Мрачно заглядывало в комнату темно­бордовое солнце. Хотелось чем­нибудь тяжелым стукнуть его, разбить, задвинуть за соседний дом — и чтобы оно убиралось туда, откуда вышло. Но вместе с этим было жалко до слез этот горячий круг. Он знал наверное, что завтра, когда солнце опять взойдет и придет сюда, его, Володи, уже не будет.

Наконец Крымцев забылся тяжелым, скучным сном...

 

— Подожди! — прикрикнула Самара Дмитриевна. — Сардельку зачем варишь?

— Володе. Это сарделька особенная: незабываемый вкус, сумасшедший запах, ну и все такое. Кажется, кто­то стучится!

— Да тихо все! Слушай, что со мной там, на Кипре, произошло. Приходим мы с Аркашей в ресторан, и к нам подскакивает Сыпин.
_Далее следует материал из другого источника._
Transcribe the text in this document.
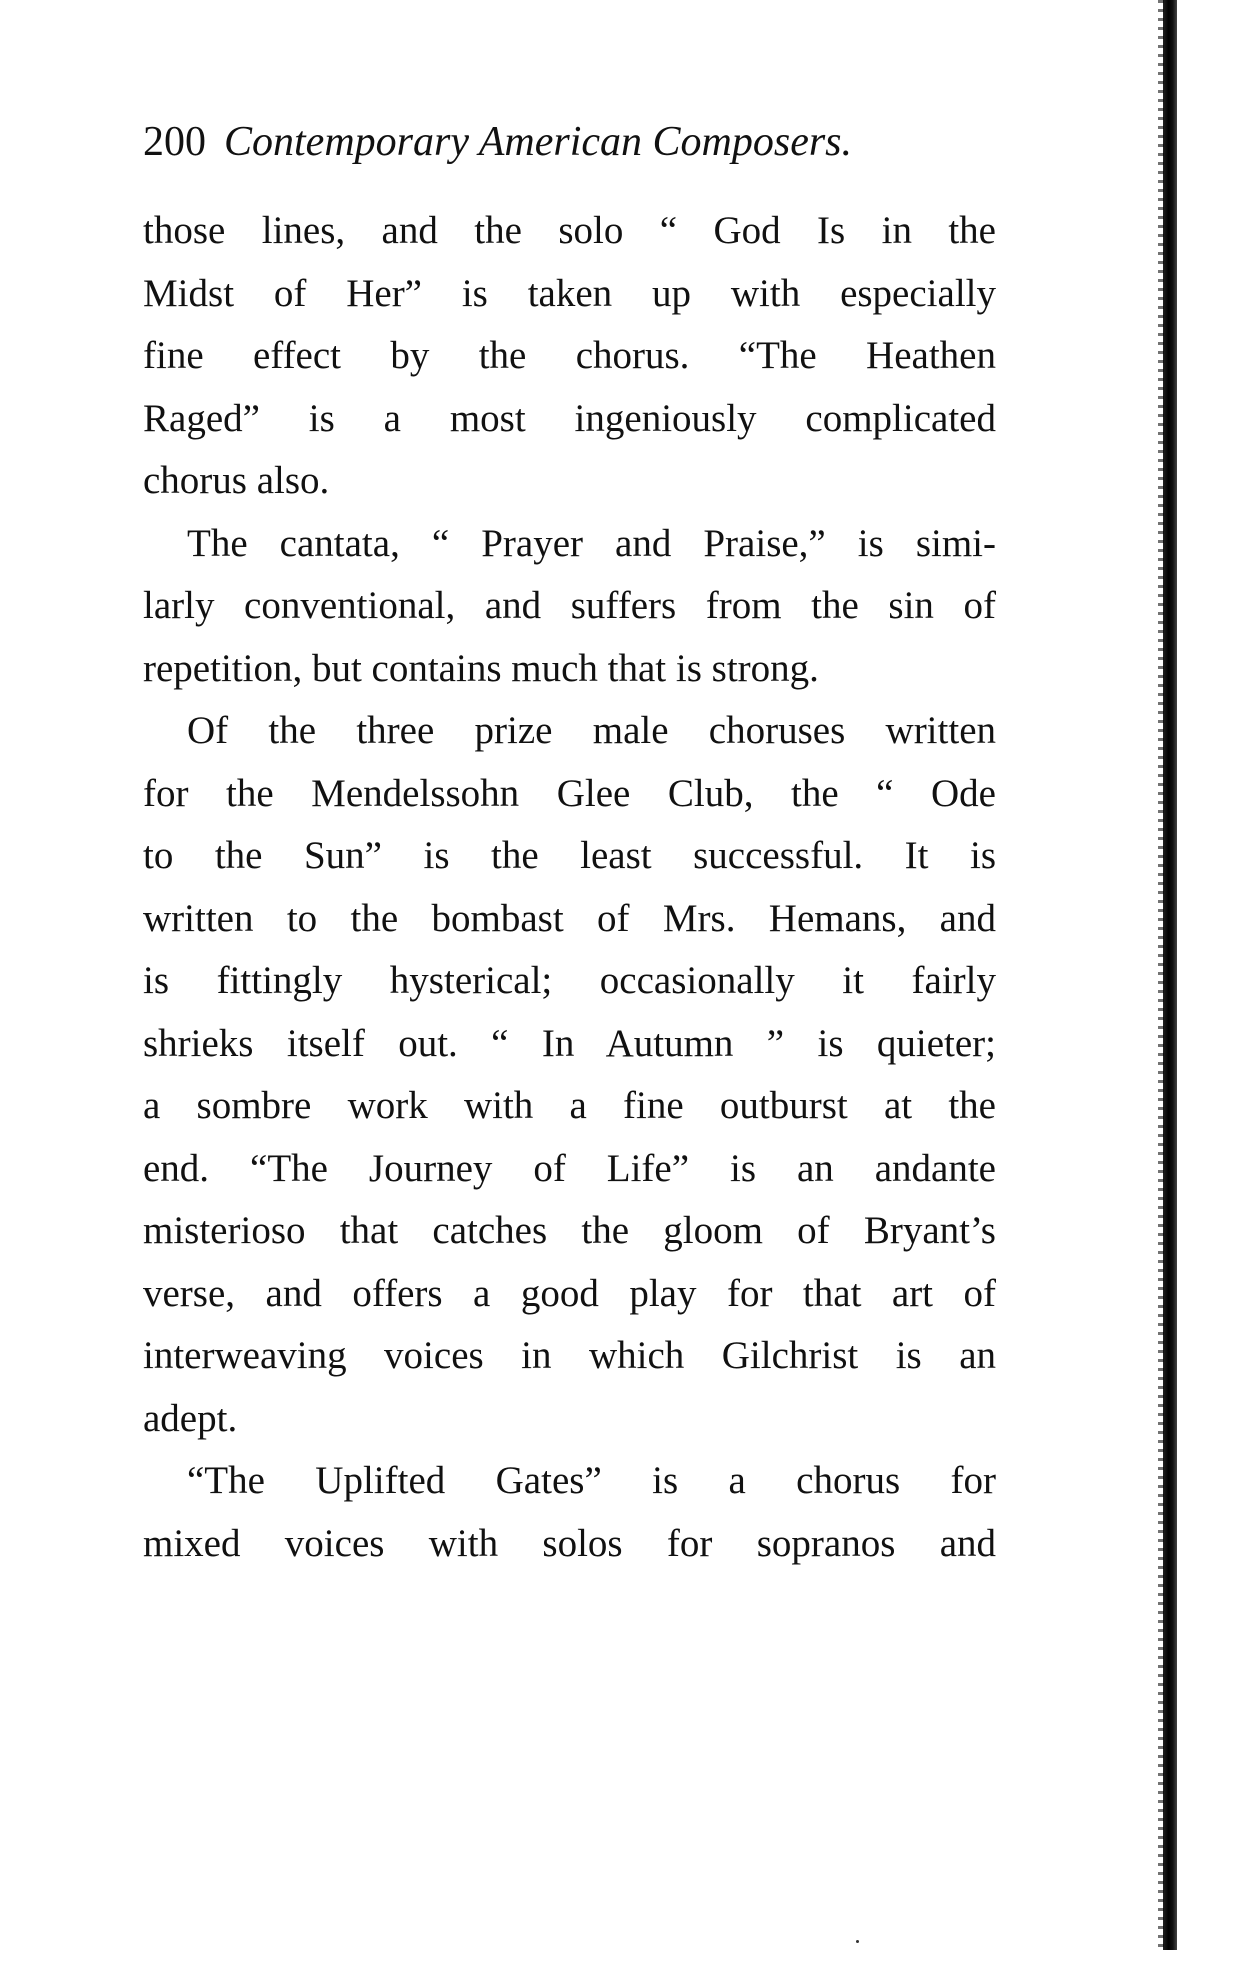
200 Contemporary American Composers.
those lines, and the solo “ God Is in the
Midst of Her” is taken up with especially
fine effect by the chorus. “The Heathen
Raged” is a most ingeniously complicated
chorus also.
The cantata, “ Prayer and Praise,” is simi-
larly conventional, and suffers from the sin of
repetition, but contains much that is strong.
Of the three prize male choruses written
for the Mendelssohn Glee Club, the “ Ode
to the Sun” is the least successful. It is
written to the bombast of Mrs. Hemans, and
is fittingly hysterical; occasionally it fairly
shrieks itself out. “ In Autumn ” is quieter;
a sombre work with a fine outburst at the
end. “The Journey of Life” is an andante
misterioso that catches the gloom of Bryant’s
verse, and offers a good play for that art of
interweaving voices in which Gilchrist is an
adept.
“The Uplifted Gates” is a chorus for
mixed voices with solos for sopranos and
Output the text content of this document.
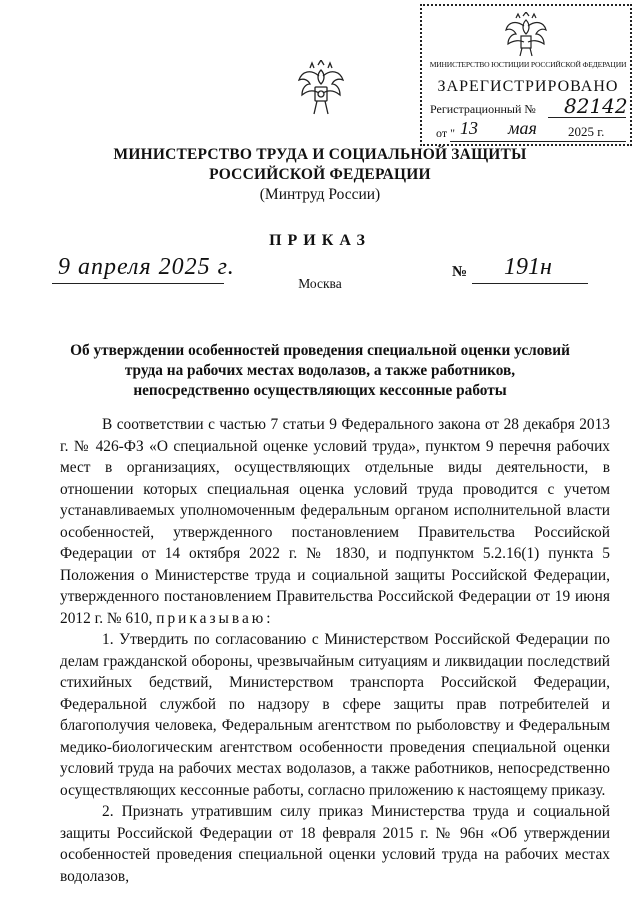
МИНИСТЕРСТВО ЮСТИЦИИ РОССИЙСКОЙ ФЕДЕРАЦИИ
ЗАРЕГИСТРИРОВАНО
Регистрационный № 82142
от " 13 мая 2025 г.
МИНИСТЕРСТВО ТРУДА И СОЦИАЛЬНОЙ ЗАЩИТЫ
РОССИЙСКОЙ ФЕДЕРАЦИИ
(Минтруд России)
ПРИКАЗ
9 апреля 2025 г.	№ 191н
Москва
Об утверждении особенностей проведения специальной оценки условий труда на рабочих местах водолазов, а также работников, непосредственно осуществляющих кессонные работы

В соответствии с частью 7 статьи 9 Федерального закона от 28 декабря 2013 г. № 426-ФЗ «О специальной оценке условий труда», пунктом 9 перечня рабочих мест в организациях, осуществляющих отдельные виды деятельности, в отношении которых специальная оценка условий труда проводится с учетом устанавливаемых уполномоченным федеральным органом исполнительной власти особенностей, утвержденного постановлением Правительства Российской Федерации от 14 октября 2022 г. № 1830, и подпунктом 5.2.16(1) пункта 5 Положения о Министерстве труда и социальной защиты Российской Федерации, утвержденного постановлением Правительства Российской Федерации от 19 июня 2012 г. № 610, приказываю:

1. Утвердить по согласованию с Министерством Российской Федерации по делам гражданской обороны, чрезвычайным ситуациям и ликвидации последствий стихийных бедствий, Министерством транспорта Российской Федерации, Федеральной службой по надзору в сфере защиты прав потребителей и благополучия человека, Федеральным агентством по рыболовству и Федеральным медико-биологическим агентством особенности проведения специальной оценки условий труда на рабочих местах водолазов, а также работников, непосредственно осуществляющих кессонные работы, согласно приложению к настоящему приказу.

2. Признать утратившим силу приказ Министерства труда и социальной защиты Российской Федерации от 18 февраля 2015 г. № 96н «Об утверждении особенностей проведения специальной оценки условий труда на рабочих местах водолазов,
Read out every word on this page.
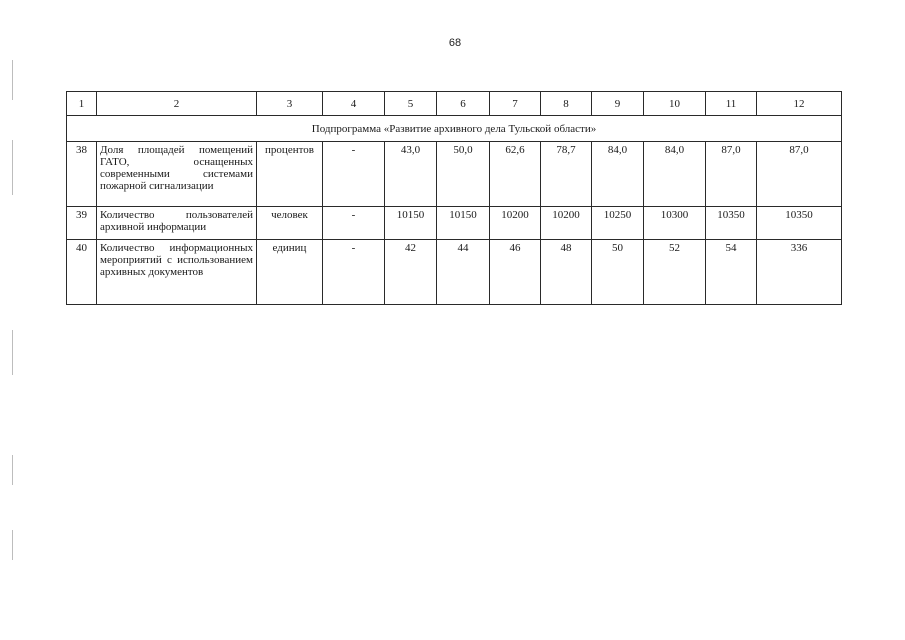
68
1	2	3	4	5	6	7	8	9	10	11	12
Подпрограмма «Развитие архивного дела Тульской области»											
38	Доля площадей помещений ГАТО, оснащенных современными системами пожарной сигнализации	процентов	-	43,0	50,0	62,6	78,7	84,0	84,0	87,0	87,0
39	Количество пользователей архивной информации	человек	-	10150	10150	10200	10200	10250	10300	10350	10350
40	Количество информационных мероприятий с использованием архивных документов	единиц	-	42	44	46	48	50	52	54	336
Садимся мы за столик втроем, все вкусно, смачно. Сыпин мне под столом запис­ку сует да по коленке стучит — значит, секретно. А глаза­то хитрые­прехитрые! Муженек как ни в чем не бывало курицу уписывает. Я подноровилась да потихоньку по ноге Сыпина каблуком поддала! Тот вскочил от неожиданности, столик закачался... А муж мой рассердился. Поднял палец...

 

Чей­то пристальный взгляд не давал Крымцеву покоя: с кухни доносился отрывистый, далекий смех, стучала посуда, а около порога кто-то стоял и смотрел, тихо, грустно. Он поднял голову и тогда увидел маму. Она держалась за ручку двери, словно боялась упасть, робко улыбалась, а в глазах светилась боль. Как и год назад, на ней был фартук в цветочек, с тонкой оборкой и большими карманами.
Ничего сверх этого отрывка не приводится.